Individuals with chronic spinal cord injury (SCI) face amplified risks for cardiovascular disease (CVD). Factors such as physical inactivity, dyslipidemia, blood pressure irregularities, and chronic inflammation contribute to heightened CVD morbidity and mortality in this group . Despite the lack of high-quality evidence-based treatment strategies, it is crucial for healthcare providers to address these risk factors to mitigate the increased cardiovascular risks in SCI patients .
Hypothermia, defined as a core temperature below 35°C, can be either therapeutic or accidental. Therapeutic hypothermia is used in cardiovascular and neurosurgical procedures to reduce ischemic injury, while accidental hypothermia can lead to severe cardiovascular complications. Management of accidental hypothermia involves passive and active warming methods, depending on the severity of hypothermia. Notably, a case study reported a 65-year-old woman surviving an 8-hour cardiac arrest due to deep accidental hypothermia, emphasizing the potential for excellent long-term outcomes in such rare cases.
Rewarming from accidental hypothermia is associated with cardiovascular dysfunction, including impaired autonomic control and systolic dysfunction. Studies using animal models have shown that sympathetic cardiovascular control is reduced during rewarming, leading to complications such as rewarming shock. These findings underscore the complexity of cardiovascular responses to hypothermia and the need for improved treatment strategies.
COVID-19 significantly impacts the cardiovascular system, with myocardial injury occurring in approximately one-quarter of hospitalized patients. This injury is associated with higher mortality rates and the need for mechanical ventilator support . The underlying mechanisms involve direct viral infection, inflammation, endothelial activation, and microvascular thrombosis. Echocardiographic studies have revealed that myocardial injury in COVID-19 patients is often accompanied by structural cardiac abnormalities, further increasing the risk of in-hospital mortality.

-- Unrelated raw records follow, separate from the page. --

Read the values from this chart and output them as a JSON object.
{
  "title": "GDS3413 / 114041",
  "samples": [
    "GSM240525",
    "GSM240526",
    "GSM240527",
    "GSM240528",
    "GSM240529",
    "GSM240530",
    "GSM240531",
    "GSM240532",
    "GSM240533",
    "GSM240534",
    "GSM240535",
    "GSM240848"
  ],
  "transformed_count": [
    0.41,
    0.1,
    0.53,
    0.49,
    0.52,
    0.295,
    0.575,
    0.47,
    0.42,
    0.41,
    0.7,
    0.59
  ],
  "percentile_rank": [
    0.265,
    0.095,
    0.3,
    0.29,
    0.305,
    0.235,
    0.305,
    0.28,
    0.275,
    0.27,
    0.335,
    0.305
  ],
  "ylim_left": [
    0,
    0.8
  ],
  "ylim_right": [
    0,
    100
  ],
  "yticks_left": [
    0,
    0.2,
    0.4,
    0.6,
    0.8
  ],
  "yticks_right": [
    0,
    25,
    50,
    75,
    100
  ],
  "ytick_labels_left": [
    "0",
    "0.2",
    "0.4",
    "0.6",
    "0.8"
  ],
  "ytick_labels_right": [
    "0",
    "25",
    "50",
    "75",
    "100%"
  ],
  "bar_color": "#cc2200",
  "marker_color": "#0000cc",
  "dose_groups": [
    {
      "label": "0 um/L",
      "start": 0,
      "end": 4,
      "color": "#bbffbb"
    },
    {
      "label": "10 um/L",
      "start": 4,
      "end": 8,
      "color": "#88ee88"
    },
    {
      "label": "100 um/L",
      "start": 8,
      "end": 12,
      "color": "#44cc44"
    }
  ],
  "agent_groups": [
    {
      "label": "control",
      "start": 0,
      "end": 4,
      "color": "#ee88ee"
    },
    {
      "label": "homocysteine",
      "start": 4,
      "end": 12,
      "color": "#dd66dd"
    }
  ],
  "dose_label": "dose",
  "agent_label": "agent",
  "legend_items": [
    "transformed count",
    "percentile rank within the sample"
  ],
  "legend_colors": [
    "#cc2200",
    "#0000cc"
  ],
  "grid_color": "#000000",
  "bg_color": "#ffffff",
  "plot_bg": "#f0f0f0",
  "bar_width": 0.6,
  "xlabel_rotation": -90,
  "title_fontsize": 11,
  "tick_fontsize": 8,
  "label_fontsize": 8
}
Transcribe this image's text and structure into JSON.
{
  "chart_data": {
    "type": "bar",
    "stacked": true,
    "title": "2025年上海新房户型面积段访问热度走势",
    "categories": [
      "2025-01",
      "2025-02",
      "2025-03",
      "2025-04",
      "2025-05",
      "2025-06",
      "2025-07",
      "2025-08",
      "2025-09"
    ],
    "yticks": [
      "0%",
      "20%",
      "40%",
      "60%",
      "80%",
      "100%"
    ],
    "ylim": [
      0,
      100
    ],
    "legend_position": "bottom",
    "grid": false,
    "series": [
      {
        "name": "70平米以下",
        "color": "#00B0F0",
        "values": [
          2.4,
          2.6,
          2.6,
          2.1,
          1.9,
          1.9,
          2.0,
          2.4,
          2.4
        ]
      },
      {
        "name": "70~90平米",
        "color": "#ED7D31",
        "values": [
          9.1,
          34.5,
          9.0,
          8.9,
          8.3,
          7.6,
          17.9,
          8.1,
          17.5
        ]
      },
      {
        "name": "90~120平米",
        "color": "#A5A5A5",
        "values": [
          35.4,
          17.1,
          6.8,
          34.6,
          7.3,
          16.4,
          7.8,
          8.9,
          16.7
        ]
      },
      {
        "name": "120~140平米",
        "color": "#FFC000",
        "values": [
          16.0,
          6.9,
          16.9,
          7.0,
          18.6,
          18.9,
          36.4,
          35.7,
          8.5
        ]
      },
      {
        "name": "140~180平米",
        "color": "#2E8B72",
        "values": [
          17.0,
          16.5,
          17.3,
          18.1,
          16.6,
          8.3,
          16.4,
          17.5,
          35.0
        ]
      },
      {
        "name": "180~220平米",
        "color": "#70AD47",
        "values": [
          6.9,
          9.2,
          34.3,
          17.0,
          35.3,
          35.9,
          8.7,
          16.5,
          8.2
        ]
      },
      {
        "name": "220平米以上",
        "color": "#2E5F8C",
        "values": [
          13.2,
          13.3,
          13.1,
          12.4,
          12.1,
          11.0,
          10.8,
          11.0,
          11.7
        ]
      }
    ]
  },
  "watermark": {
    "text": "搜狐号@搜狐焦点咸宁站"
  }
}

Recent advances in noninvasive techniques have enabled the detection of early vascular changes in children and adolescents, which are precursors to adult cardiovascular disease. Studies have shown that vascular alterations related to atherosclerosis can be present from a very young age and are associated with common adult CVD risk factors. Early intervention and collaboration between pediatricians and researchers are essential to mitigate these risks and improve long-term cardiovascular health.
The research highlights the multifaceted nature of cardiovascular accidents and the importance of early detection, comprehensive risk assessment, and targeted interventions. From the increased fall risk in older adults with cardiovascular conditions to the amplified CVD risks in SCI patients and the cardiovascular implications of COVID-19, it is clear that a proactive approach is essential in managing and preventing cardiovascular accidents across different populations.